Jeremia 19 VB
1. De Heer zei: "Ga een aardewerk kruik kopen. Laat dan een aantal oudsten van het volk en van de priesters bij je komen
2. en ga met hen de stad uit naar het Ben-Hinnomdal, dat bij de Zonnepoort ligt. Maak daar de woorden bekend die Ik je geef en zeg:
3. 'Luister naar het woord van de Heer, koningen van Juda en inwoners van Jeruzalem! Dit zegt de Heer van de hemellegers, de God van Israël: Zie, Ik zal over deze stad een ramp brengen, zodat ieder die ervan hoort met zijn oren zal staan te klapperen.
4. Want ze hebben Mij verlaten en deze plaats van Mij vervreemd, doordat ze er offers hebben verbrand voor andere goden, die zij, hun vaders en de koningen van Juda niet kenden. En ze hebben deze plek doordrenkt met het bloed van onschuldigen.
5. Want ze hebben offerhoogten voor de Baäl gebouwd en daarop hun zonen verbrand als brandoffer voor de Baäl. Dat had Ik hun niet bevolen, Ik heb hun dat nooit gezegd, het is nooit in mijn hart opgekomen.
6. Zie, daarom komt er een tijd, zegt de Heer, dat deze plek niet meer Tofet of Ben-Hinnomdal genoemd zal worden, maar Dal van de slachting.
7. Want hier zal Ik de plannen van Juda en Jeruzalem verijdelen. Ik maak dat ze zullen worden geveld door het zwaard van hun vijanden, het zwaard van degenen die hen naar het leven staan. En Ik zal hun lijken aan de vogels en de wilde dieren tot voedsel geven.

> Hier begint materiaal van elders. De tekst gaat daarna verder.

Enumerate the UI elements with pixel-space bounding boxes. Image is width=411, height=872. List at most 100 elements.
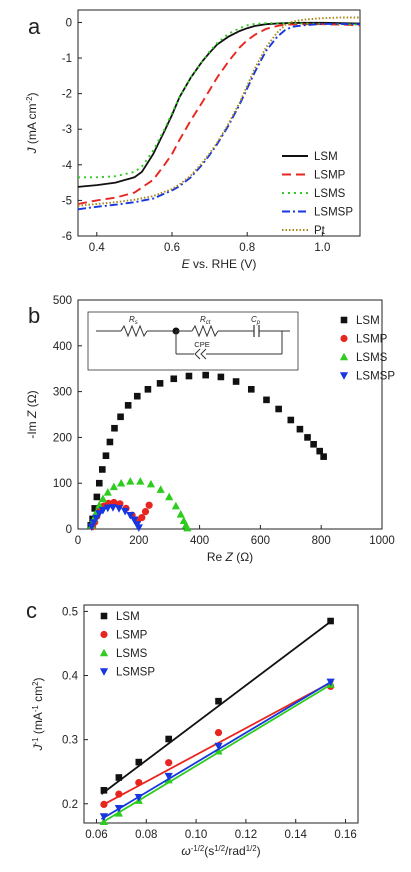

8. Ik zal deze stad tot een schrikbeeld maken en tot een mikpunt van spot. Iedereen die er voorbij komt, zal ontzet zijn over al het onheil waardoor ze getroffen is, en spottend fluiten.
9. Ik zal maken dat de inwoners het vlees van hun eigen zonen en dochters zullen eten en elkaars vlees, tijdens de hongersnood van de belegering, wanneer hun vijanden die hen naar het leven staan hen tot wanhoop drijven.'
10. Gooi daarna de kruik stuk, voor de ogen van de mannen die met je zijn meegegaan.
11. Zeg tegen hen: 'Dit zegt de Heer van de hemellegers: Ik zal dit volk en deze stad verbrijzelen zoals men een aardewerk kruik onherstelbaar verbrijzelt. Men zal hen in Tofet begraven, omdat er nergens anders nog plaats is.
12. Dat is wat Ik met deze plaats en zijn inwoners zal doen, zegt de Heer. Ik zal deze stad veranderen in een Tofet.
13. De huizen van Jeruzalem en de paleizen van de koningen van Juda zullen zo onrein worden als Tofet, ja, alle huizen waar men op de daken offers heeft verbrand voor de menigte hemellichten en aan andere goden wijnoffers heeft gebracht.' "
14. Toen Jeremia terugkwam van Tofet, waarheen de Heer hem gezonden had om te profeteren, ging hij in de voorhof van het huis van de Heer staan en zei tegen de menigte daar:
15. "Dit zegt de Heer van de hemellegers, de God van Israël: Zie, Ik laat over deze stad en alle andere steden al het onheil komen dat Ik daarover uitgesproken heb, omdat ze koppig zijn geweest en niet naar mijn woorden hebben willen luisteren."